Every day, I was writing updates, reaching out to friends and communities, responding to comments, building the story of *why this mattered.* I learned a ton about storytelling, community building, and digital logistics in those few weeks.
And that’s the part most creators miss: Kickstarter isn’t just a funding platform. It’s a **forcing function**. It makes you clarify your message, connect with your audience, and build a tribe that believes in what you’re making.
For me, that tribe of early backers didn’t just fund production — they validated the concept. They were saying: *yes, the world needs more real conversation. We want this.*
That $12K wasn’t just capital.
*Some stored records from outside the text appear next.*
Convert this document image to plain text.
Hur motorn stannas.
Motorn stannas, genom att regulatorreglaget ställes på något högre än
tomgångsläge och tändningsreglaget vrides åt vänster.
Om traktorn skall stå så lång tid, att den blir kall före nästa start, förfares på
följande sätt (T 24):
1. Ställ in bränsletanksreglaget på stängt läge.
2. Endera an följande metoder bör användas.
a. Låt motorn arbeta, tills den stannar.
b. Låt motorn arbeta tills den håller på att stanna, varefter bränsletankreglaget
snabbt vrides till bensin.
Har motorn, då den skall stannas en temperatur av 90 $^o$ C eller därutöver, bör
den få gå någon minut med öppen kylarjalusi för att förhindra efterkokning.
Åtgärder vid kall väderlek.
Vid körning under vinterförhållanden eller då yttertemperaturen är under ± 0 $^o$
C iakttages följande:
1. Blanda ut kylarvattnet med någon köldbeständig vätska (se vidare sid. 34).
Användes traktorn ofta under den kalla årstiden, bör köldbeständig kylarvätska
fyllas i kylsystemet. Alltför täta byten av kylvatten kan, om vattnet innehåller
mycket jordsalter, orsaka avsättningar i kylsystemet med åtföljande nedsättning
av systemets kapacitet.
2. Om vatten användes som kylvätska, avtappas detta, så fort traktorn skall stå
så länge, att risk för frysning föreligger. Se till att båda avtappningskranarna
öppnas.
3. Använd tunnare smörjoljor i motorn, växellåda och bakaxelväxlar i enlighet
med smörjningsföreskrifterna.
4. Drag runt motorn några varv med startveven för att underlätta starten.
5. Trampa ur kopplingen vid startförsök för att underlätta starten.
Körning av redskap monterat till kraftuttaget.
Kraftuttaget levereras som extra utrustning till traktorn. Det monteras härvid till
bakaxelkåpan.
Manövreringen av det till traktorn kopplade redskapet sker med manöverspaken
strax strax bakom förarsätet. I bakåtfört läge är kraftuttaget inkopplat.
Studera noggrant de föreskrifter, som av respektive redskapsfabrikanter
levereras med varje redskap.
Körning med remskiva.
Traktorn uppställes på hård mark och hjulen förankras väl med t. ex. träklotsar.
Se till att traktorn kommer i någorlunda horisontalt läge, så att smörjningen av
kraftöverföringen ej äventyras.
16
It was *proof of resonance*.
And now, those funds are in motion — the first edition is being printed, and in just a few months, The Real Talk Deck will be in people’s hands, at dinner tables, in classrooms, at retreats — sparking the kinds of moments that inspired me to create it in the first place.
The biggest takeaway?
Launching a creative product isn’t about having everything figured out. It’s about declaring what you’re creating — then figuring it out *in public,* with people who believe in you.

Can you share a story from your journey that illustrates your resilience?
Before the Kickstarter, I actually tried something simpler — a basic presale landing page. I built it myself, poured a ton of time, energy, and heart into it, and shared it with friends and family.
And after all that effort? I only generated a couple thousand dollars. It was disheartening. I remember feeling this heavy sense of discouragement — like maybe this idea that meant so much to me just wasn’t going to get off the ground.
But rather than quit, I zoomed out and asked: What’s the real goal here? It wasn’t just to sell decks — it was to bring this vision to life. To get The Real Talk Deck out into the world where it could actually spark connection.
So I pivoted. Instead of continuing with the quiet presale route, I launched a Kickstarter. That move changed everything. Because people already understand Kickstarter — it’s familiar, it’s social, and it has built-in credibility. It gave me access to a larger audience who didn’t just want to buy a deck; they wanted to be part of bringing it to life.
That shift — from discouragement to determination — is really the heart of my entrepreneurial journey. When things stall, I always come back to my mission and vision: to help people reconnect, to make authentic conversation accessible and fun.
That’s what kept me going. Every time doubt crept in, I reminded myself: this project isn’t about me — it’s about what it can do for people. And that made it impossible to give up.